Officials are fine-tuning the proposed regulation

Published: Friday, Nov. 5 2004 9:16 a.m. MST

Salt Lake County appears to be inching closer to a smoking ban in outdoor parks and recreation venues, but officials are still fine-tuning the proposed health regulation.

Salt Lake Valley Board of Health members made it clear Thursday morning that they plan to ban smoking outdoors in public areas within the county, although they have not yet voted to support any specific regulation.

Such a ban is also widely supported by smokers, said Thomas Guinney, longtime health board member.

The idea was first suggested by a coalition of teenagers who oppose tobacco use and is directed at "preserving spaces where children are outdoors as smoke-free areas," Darrin Sluga, county health department tobacco program manager, told the Deseret Morning News when the board first considered it.

Since then, the health board has been looking at whether an outdoor equivalent of the Utah Indoor Clean Air Act could be passed, banning smoking in public parks, venues like Wheeler Farm, the Jordan River Parkway and Hogle Zoo, as well as playgrounds, baseball diamonds, swimming pools and similar sites.

The board Thursday morning asked that the proposal, "SLVHD Proposed Regulation #34," be tweaked to include the Fairgrounds and Snowbird's Oktoberfest.
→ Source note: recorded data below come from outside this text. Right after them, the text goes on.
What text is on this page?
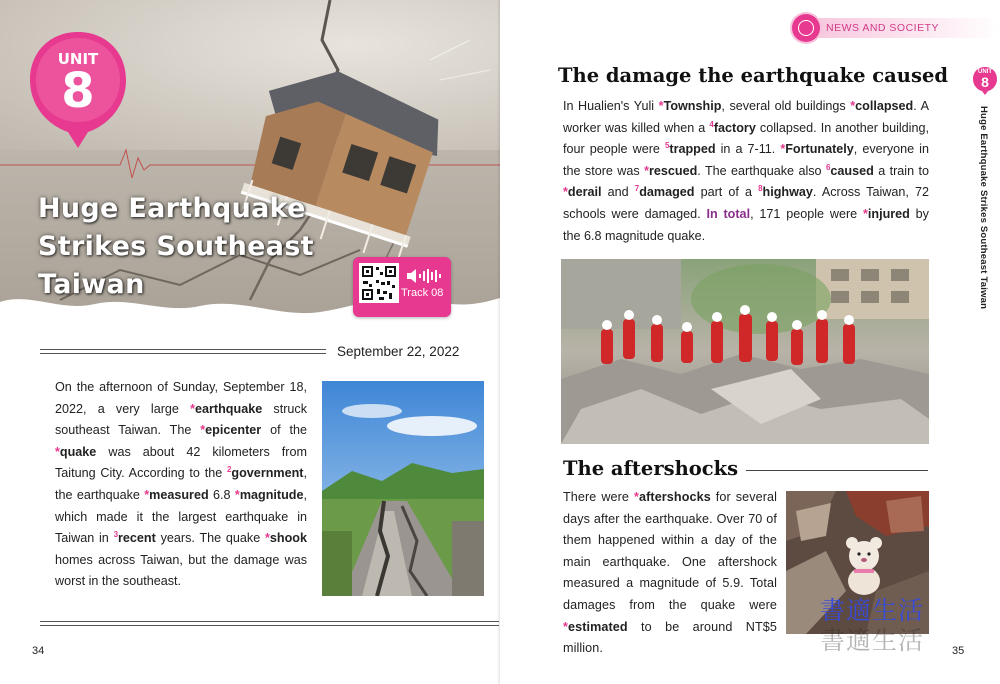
Huge Earthquake
Strikes Southeast
Taiwan
UNIT
8
Track 08
September 22, 2022

On the afternoon of Sunday, September 18, 2022, a very large *earthquake struck southeast Taiwan. The *epicenter of the *quake was about 42 kilometers from Taitung City. According to the $^2$government, the earthquake *measured 6.8 *magnitude, which made it the largest earthquake in Taiwan in $^3$recent years. The quake *shook homes across Taiwan, but the damage was worst in the southeast.

34
NEWS AND SOCIETY
UNIT
8
Huge Earthquake Strikes Southeast Taiwan
The damage the earthquake caused

In Hualien's Yuli *Township, several old buildings *collapsed. A worker was killed when a $^4$factory collapsed. In another building, four people were $^5$trapped in a 7-11. *Fortunately, everyone in the store was *rescued. The earthquake also $^6$caused a train to *derail and $^7$damaged part of a $^8$highway. Across Taiwan, 72 schools were damaged. In total, 171 people were *injured by the 6.8 magnitude quake.

The aftershocks

There were *aftershocks for several days after the earthquake. Over 70 of them happened within a day of the main earthquake. One aftershock measured a magnitude of 5.9. Total damages from the quake were *estimated to be around NT$5 million.	35
書適生活
書適生活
The regulation would otherwise not apply to ski resorts, or country clubs and golf courses.

Under the proposal, "a person located within the boundaries of any public park, outdoor children and animal venue, public garden, playground, play pit, sandbox, sporting area, gathering place or pathway in Salt Lake County who is found smoking and refuses to refrain from smoking after being issued both an oral and written warning from a law enforcement officer creates a physically offensive condition and may be cited for disorderly conduct. . . ."

Littering ordinances would apply to anyone who improperly disposed of tobacco-related items in those settings.

Primary responsibility for getting the word out in each venue would belong to the owner or operator, who would be required to post no-smoking signs, including some using the international symbol of a lit cigarette in the middle of a red circle with a slash through it. Failure to post the signs would be a class B misdemeanor, while smoking would be an infraction.

The board has indicated it prefers a total ban to establishing some kind of "separation distance" in the affected venues, said Dan Kinnersley, director of Community Health Services in the Salt Lake Valley Health Department.